There are different sampling strategies that one could use such as the usual minibatch sampling or episodic sampling. While it is possible to replace minibatch sampling with episodic sampling the reverse is usually not possible. In our experiments, we found little evidence that this mattered. Also, for episodic sampling, we could sample with replacement or without replacement. We also found that such changes did not contribute much to the final accuracy of the methods. Hence, we use the default sampling approach recommend by each method.

4.6 Batch size

Due to online hard/semi-hard mining batch size plays a crucial role in the effectiveness of DML algorithms like triplet-loss or lifted structures. However, it is unclear if larger batches are similarly useful or even required for non-mining DML algorithms, especially proxy-based losses. Thus, we re-trained several methods on the previously found hyper-parameters, but with varying batch sizes between 2 and 128. Results on CUB200 are seen on Figure 2; we witnessed the same characteristics on the other two datasets as well.

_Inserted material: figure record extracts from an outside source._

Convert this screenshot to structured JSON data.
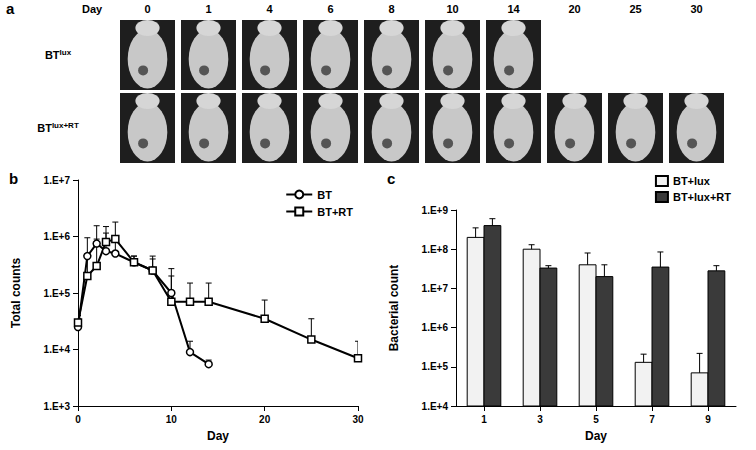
{
  "image_panel": {
    "panel": "a",
    "header": "Day",
    "days": [
      0,
      1,
      4,
      6,
      8,
      10,
      14,
      20,
      25,
      30
    ],
    "rows": [
      {
        "label": "BT",
        "label_sup": "lux",
        "days_imaged": [
          0,
          1,
          4,
          6,
          8,
          10,
          14
        ]
      },
      {
        "label": "BT",
        "label_sup": "lux+RT",
        "days_imaged": [
          0,
          1,
          4,
          6,
          8,
          10,
          14,
          20,
          25,
          30
        ]
      }
    ]
  },
  "chart_data": [
    {
      "panel": "b",
      "type": "line",
      "x_label": "Day",
      "y_label": "Total counts",
      "xlim": [
        0,
        30
      ],
      "xticks": [
        0,
        10,
        20,
        30
      ],
      "ylim": [
        1000,
        10000000
      ],
      "yticks": [
        {
          "value": 1000,
          "label": "1.E+3"
        },
        {
          "value": 10000,
          "label": "1.E+4"
        },
        {
          "value": 100000,
          "label": "1.E+5"
        },
        {
          "value": 1000000,
          "label": "1.E+6"
        },
        {
          "value": 10000000,
          "label": "1.E+7"
        }
      ],
      "log": "y",
      "grid": false,
      "legend": "top right",
      "series": [
        {
          "name": "BT",
          "color": "#000000",
          "marker": "circle",
          "x": [
            0,
            1,
            2,
            3,
            4,
            6,
            8,
            10,
            12,
            14
          ],
          "values": [
            25000,
            450000,
            750000,
            550000,
            500000,
            350000,
            250000,
            100000,
            9000,
            5500
          ],
          "errors": [
            10000,
            500000,
            800000,
            600000,
            500000,
            100000,
            150000,
            100000,
            5000,
            1000
          ]
        },
        {
          "name": "BT+RT",
          "color": "#000000",
          "marker": "square",
          "x": [
            0,
            1,
            2,
            3,
            4,
            6,
            8,
            10,
            12,
            14,
            20,
            25,
            30
          ],
          "values": [
            30000,
            200000,
            300000,
            800000,
            900000,
            350000,
            250000,
            70000,
            70000,
            70000,
            35000,
            15000,
            7000
          ],
          "errors": [
            10000,
            300000,
            600000,
            700000,
            900000,
            100000,
            200000,
            200000,
            80000,
            80000,
            40000,
            20000,
            7000
          ]
        }
      ]
    },
    {
      "panel": "c",
      "type": "bar",
      "x_label": "Day",
      "y_label": "Bacterial count",
      "categories": [
        "1",
        "3",
        "5",
        "7",
        "9"
      ],
      "ylim": [
        10000,
        1000000000
      ],
      "yticks": [
        {
          "value": 10000,
          "label": "1.E+4"
        },
        {
          "value": 100000,
          "label": "1.E+5"
        },
        {
          "value": 1000000,
          "label": "1.E+6"
        },
        {
          "value": 10000000,
          "label": "1.E+7"
        },
        {
          "value": 100000000,
          "label": "1.E+8"
        },
        {
          "value": 1000000000,
          "label": "1.E+9"
        }
      ],
      "log": "y",
      "grid": false,
      "legend": "top right",
      "series": [
        {
          "name": "BT+lux",
          "color": "#f2f2f2",
          "values": [
            200000000,
            100000000,
            40000000,
            130000,
            70000
          ],
          "errors": [
            150000000,
            30000000,
            40000000,
            80000,
            150000
          ]
        },
        {
          "name": "BT+lux+RT",
          "color": "#3a3a3a",
          "values": [
            400000000,
            33000000,
            20000000,
            35000000,
            28000000
          ],
          "errors": [
            200000000,
            5000000,
            20000000,
            50000000,
            10000000
          ]
        }
      ]
    }
  ]
}
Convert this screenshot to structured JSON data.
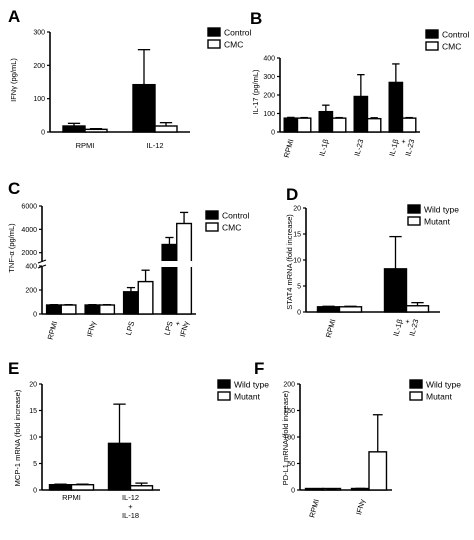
{
  "chart_data": [
    {
      "id": "A",
      "type": "bar",
      "panel_letter": "A",
      "ylabel": "IFNγ (pg/mL)",
      "yticks": [
        0,
        100,
        200,
        300
      ],
      "ylim": [
        0,
        300
      ],
      "categories": [
        {
          "lines": [
            "RPMI"
          ],
          "rotate": false
        },
        {
          "lines": [
            "IL-12"
          ],
          "rotate": false
        }
      ],
      "series": [
        {
          "name": "Control",
          "style": "filled",
          "values": [
            18,
            142
          ],
          "errors": [
            8,
            105
          ]
        },
        {
          "name": "CMC",
          "style": "open",
          "values": [
            8,
            18
          ],
          "errors": [
            2,
            10
          ]
        }
      ],
      "legend_placement": "top-right"
    },
    {
      "id": "B",
      "type": "bar",
      "panel_letter": "B",
      "ylabel": "IL-17 (pg/mL)",
      "yticks": [
        0,
        100,
        200,
        300,
        400
      ],
      "ylim": [
        0,
        400
      ],
      "categories": [
        {
          "lines": [
            "RPMI"
          ],
          "rotate": true
        },
        {
          "lines": [
            "IL-1β"
          ],
          "rotate": true
        },
        {
          "lines": [
            "IL-23"
          ],
          "rotate": true
        },
        {
          "lines": [
            "IL-1β",
            "+",
            "IL-23"
          ],
          "rotate": true
        }
      ],
      "series": [
        {
          "name": "Control",
          "style": "filled",
          "values": [
            75,
            110,
            192,
            268
          ],
          "errors": [
            4,
            35,
            118,
            100
          ]
        },
        {
          "name": "CMC",
          "style": "open",
          "values": [
            75,
            75,
            72,
            75
          ],
          "errors": [
            3,
            3,
            5,
            3
          ]
        }
      ],
      "legend_placement": "top-right"
    },
    {
      "id": "C",
      "type": "bar",
      "panel_letter": "C",
      "ylabel": "TNF-α (pg/mL)",
      "broken_axis": true,
      "lower_ticks": [
        0,
        200,
        400
      ],
      "upper_ticks": [
        2000,
        4000,
        6000
      ],
      "lower_range": [
        0,
        400
      ],
      "upper_range": [
        1200,
        6000
      ],
      "categories": [
        {
          "lines": [
            "RPMI"
          ],
          "rotate": true
        },
        {
          "lines": [
            "IFNγ"
          ],
          "rotate": true
        },
        {
          "lines": [
            "LPS"
          ],
          "rotate": true
        },
        {
          "lines": [
            "LPS",
            "+",
            "IFNγ"
          ],
          "rotate": true
        }
      ],
      "series": [
        {
          "name": "Control",
          "style": "filled",
          "values": [
            75,
            75,
            185,
            2700
          ],
          "errors": [
            3,
            3,
            35,
            600
          ]
        },
        {
          "name": "CMC",
          "style": "open",
          "values": [
            75,
            75,
            270,
            4500
          ],
          "errors": [
            3,
            3,
            95,
            950
          ]
        }
      ],
      "legend_placement": "top-right"
    },
    {
      "id": "D",
      "type": "bar",
      "panel_letter": "D",
      "ylabel": "STAT4 mRNA (fold increase)",
      "yticks": [
        0,
        5,
        10,
        15,
        20
      ],
      "ylim": [
        0,
        20
      ],
      "categories": [
        {
          "lines": [
            "RPMI"
          ],
          "rotate": true
        },
        {
          "lines": [
            "IL-1β",
            "+",
            "IL-23"
          ],
          "rotate": true
        }
      ],
      "series": [
        {
          "name": "Wild type",
          "style": "filled",
          "values": [
            1,
            8.3
          ],
          "errors": [
            0.1,
            6.2
          ]
        },
        {
          "name": "Mutant",
          "style": "open",
          "values": [
            1,
            1.2
          ],
          "errors": [
            0.1,
            0.6
          ]
        }
      ],
      "legend_placement": "top-right"
    },
    {
      "id": "E",
      "type": "bar",
      "panel_letter": "E",
      "ylabel": "MCP-1 mRNA (fold increase)",
      "yticks": [
        0,
        5,
        10,
        15,
        20
      ],
      "ylim": [
        0,
        20
      ],
      "categories": [
        {
          "lines": [
            "RPMI"
          ],
          "rotate": false
        },
        {
          "lines": [
            "IL-12",
            "+",
            "IL-18"
          ],
          "rotate": false
        }
      ],
      "series": [
        {
          "name": "Wild type",
          "style": "filled",
          "values": [
            1,
            8.8
          ],
          "errors": [
            0.1,
            7.4
          ]
        },
        {
          "name": "Mutant",
          "style": "open",
          "values": [
            1,
            0.8
          ],
          "errors": [
            0.1,
            0.5
          ]
        }
      ],
      "legend_placement": "top-right"
    },
    {
      "id": "F",
      "type": "bar",
      "panel_letter": "F",
      "ylabel": "PD-L1 mRNA (fold increase)",
      "yticks": [
        0,
        50,
        100,
        150,
        200
      ],
      "ylim": [
        0,
        200
      ],
      "categories": [
        {
          "lines": [
            "RPMI"
          ],
          "rotate": true
        },
        {
          "lines": [
            "IFNγ"
          ],
          "rotate": true
        }
      ],
      "series": [
        {
          "name": "Wild type",
          "style": "filled",
          "values": [
            1,
            2
          ],
          "errors": [
            0.2,
            1
          ]
        },
        {
          "name": "Mutant",
          "style": "open",
          "values": [
            1,
            72
          ],
          "errors": [
            0.2,
            70
          ]
        }
      ],
      "legend_placement": "top-right"
    }
  ]
}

We found that except the proxy-softmax method all other loss functions benefit from a larger batch size. This result hints that in order to learn a more compact representation (i.e. small embedding size) a larger slice of the global latent space is necessary to be considered during training. This also explains why the proxy-softmax method achieves a higher score even with small batch sizes. The performance of margin loss declines with larger batch sizes above 32 which we attribute to its distance-weighted sampling that acts as an effective online mining operation.

5 Conclusions

In this paper we explored state of the art deep distance metric learning approaches. We shared their performance numbers across standard datasets under same hyper-parameter settings which has not been done before. We have also shared our insights into why a particular approach does well in a particular set of conditions but not well in others. We found that recent deep metric learning algorithms perform very differently under conditions that were establish in earlier papers. However, our results indicate that the underlying relationship between the performance of loss functions and the models’ embedding size, feature extractor, and batch size is not trivial and require further research to deepen our understanding.